Nos yeux se croisèrent, et de ma main libre, je l’attrapai rapidement par le haut :
« Ne compte pas sur moi pour m’excuser de quoi que ce soit, si j’avais su ton existence, je t’aurais tout aussi bien laissé ici. » Je la relâchai et elle tomba les fesses par terre. C’était la vérité, lorsque j’étais parti, j’avais mis de côté mes sentiments, et ils n’étaient revenus que récemment. Je soufflais, je n’aimais pas cette gamine, mais d’un côté, et sans la connaitre, quelque chose était né à la seconde même où j’avais appris son existence. Je pris alors ces propres mots : « C’est toi qui es nulle, si tu étais digne de ton père, tu ne serais pas resté là, prisonnière à ton sors, attendant que je vienne te chercher. Déjà à ton âge je n’acceptais aucune soumission, ni de ta mère ni de quiconque… alors, relève-toi ! » La petite trembla, et se releva rapidement, « pourquoi tu obéis ? » Lâchais-je désespéré. Elle ne comprenait pas la leçon, où peut être mis prenais-je mal finalement. Si elle restait ici, elle risquait de s’attirer mes foudres, mais pendant un instant, j’en oubliai les cris de Léto qui perçaient les murs, puis j’entendis enfin une chanson. Sa voix, tremblante, qui me perçait de part en part. J’avais l’impression qu’on m’écorchait à vif. Je recommençais alors à tirer sur mes liens, tentant de me libérer entièrement, oubliant l’enfant.

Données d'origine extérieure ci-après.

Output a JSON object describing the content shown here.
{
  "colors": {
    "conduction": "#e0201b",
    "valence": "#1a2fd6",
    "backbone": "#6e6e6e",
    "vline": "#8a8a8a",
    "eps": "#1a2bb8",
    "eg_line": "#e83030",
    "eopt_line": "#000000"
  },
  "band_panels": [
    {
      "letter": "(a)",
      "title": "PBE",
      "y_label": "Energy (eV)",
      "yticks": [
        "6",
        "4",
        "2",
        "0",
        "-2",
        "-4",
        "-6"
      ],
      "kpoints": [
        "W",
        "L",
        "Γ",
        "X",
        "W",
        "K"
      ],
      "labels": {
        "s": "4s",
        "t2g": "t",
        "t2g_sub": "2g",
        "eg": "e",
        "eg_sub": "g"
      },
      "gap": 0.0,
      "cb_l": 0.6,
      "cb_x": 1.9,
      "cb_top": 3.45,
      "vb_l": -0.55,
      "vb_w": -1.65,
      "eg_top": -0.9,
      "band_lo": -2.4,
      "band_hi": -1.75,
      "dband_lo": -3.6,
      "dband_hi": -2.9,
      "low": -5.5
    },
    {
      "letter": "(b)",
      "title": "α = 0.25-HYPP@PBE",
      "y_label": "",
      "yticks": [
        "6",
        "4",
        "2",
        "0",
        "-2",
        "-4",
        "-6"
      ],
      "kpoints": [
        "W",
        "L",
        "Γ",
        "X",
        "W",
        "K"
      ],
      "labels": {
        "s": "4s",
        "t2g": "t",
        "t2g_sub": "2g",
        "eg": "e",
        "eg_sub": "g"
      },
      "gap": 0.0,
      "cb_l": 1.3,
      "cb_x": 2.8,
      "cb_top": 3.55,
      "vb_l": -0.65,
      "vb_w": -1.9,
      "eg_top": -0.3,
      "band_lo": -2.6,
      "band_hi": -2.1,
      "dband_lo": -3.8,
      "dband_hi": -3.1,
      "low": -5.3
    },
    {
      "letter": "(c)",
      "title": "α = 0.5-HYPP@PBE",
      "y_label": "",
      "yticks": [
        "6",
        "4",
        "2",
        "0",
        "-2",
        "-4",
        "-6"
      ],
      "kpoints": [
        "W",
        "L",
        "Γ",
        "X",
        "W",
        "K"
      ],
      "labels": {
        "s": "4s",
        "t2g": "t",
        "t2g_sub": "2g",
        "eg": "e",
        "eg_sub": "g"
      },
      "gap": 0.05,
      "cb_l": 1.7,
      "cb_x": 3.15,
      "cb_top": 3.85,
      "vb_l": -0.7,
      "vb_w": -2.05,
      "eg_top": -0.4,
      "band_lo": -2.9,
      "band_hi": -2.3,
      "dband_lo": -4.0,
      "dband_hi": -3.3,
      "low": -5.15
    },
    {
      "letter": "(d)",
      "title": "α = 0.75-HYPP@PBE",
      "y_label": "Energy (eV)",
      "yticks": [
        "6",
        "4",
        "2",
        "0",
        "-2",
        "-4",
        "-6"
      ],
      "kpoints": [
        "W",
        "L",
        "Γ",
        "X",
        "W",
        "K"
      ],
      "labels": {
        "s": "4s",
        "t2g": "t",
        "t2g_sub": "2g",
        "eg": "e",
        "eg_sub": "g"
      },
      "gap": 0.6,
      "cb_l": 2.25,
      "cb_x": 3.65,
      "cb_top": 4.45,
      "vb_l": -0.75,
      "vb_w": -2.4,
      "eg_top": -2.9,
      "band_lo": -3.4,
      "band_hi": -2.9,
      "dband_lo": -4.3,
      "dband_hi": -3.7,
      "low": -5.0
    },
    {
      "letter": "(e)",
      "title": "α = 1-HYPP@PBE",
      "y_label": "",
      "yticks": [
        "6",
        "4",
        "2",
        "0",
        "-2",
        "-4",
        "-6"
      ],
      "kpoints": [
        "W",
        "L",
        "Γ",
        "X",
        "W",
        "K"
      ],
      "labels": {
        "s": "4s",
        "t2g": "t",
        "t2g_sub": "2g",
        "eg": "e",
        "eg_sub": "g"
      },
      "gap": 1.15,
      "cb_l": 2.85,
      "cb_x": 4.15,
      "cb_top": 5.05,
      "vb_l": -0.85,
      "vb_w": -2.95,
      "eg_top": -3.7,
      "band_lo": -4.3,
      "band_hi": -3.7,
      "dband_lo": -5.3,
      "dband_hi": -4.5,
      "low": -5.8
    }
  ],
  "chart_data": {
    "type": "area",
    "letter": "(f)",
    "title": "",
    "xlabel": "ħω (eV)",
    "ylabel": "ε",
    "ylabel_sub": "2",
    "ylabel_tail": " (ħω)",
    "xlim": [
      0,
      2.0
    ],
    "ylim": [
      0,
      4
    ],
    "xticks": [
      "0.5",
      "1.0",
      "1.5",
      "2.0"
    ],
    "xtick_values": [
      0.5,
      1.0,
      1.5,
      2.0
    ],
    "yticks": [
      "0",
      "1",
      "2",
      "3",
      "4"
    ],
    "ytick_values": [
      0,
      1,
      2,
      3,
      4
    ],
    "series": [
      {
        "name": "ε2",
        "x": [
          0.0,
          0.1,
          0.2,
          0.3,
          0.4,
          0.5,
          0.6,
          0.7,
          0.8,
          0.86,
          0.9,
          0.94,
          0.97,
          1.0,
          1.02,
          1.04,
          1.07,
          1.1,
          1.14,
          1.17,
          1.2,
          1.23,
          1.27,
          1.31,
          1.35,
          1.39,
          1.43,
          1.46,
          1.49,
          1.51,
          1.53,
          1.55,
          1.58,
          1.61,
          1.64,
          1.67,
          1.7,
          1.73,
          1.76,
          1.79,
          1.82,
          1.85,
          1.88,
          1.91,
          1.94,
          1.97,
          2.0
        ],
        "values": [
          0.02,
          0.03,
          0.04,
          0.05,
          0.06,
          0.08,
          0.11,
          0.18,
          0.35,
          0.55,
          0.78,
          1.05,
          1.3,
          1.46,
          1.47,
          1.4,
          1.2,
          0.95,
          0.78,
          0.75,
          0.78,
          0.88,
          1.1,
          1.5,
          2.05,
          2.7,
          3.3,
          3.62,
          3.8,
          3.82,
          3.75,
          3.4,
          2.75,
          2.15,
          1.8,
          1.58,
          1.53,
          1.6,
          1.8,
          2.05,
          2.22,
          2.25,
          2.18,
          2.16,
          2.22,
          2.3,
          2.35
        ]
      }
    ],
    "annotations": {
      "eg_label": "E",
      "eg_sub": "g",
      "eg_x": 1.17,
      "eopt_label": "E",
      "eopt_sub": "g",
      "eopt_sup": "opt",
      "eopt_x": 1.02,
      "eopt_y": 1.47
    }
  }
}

Le noir ne m’avait pas encore enveloppé, que mon corps se laissait déjà aller à son autre. Je ne savais pas comment qualifier cela, je savais juste que j’étais en danger, et que l’on ne se relevait pas d’une mort psychique si facilement. Cet autre avait besoin de moi, autant que j’avais besoin de lui. Pour le moment, je tentais de le retenir autant que je le pouvais, mais déjà mes veines bouillaient, déjà ma tête tournait, et déjà mes cris de rage rejoignirent ceux des autres. La petite fille resta figée, ne fuyant pas, regardant juste son père se battre pour sa survie, mais aussi pour celle qu’il aime.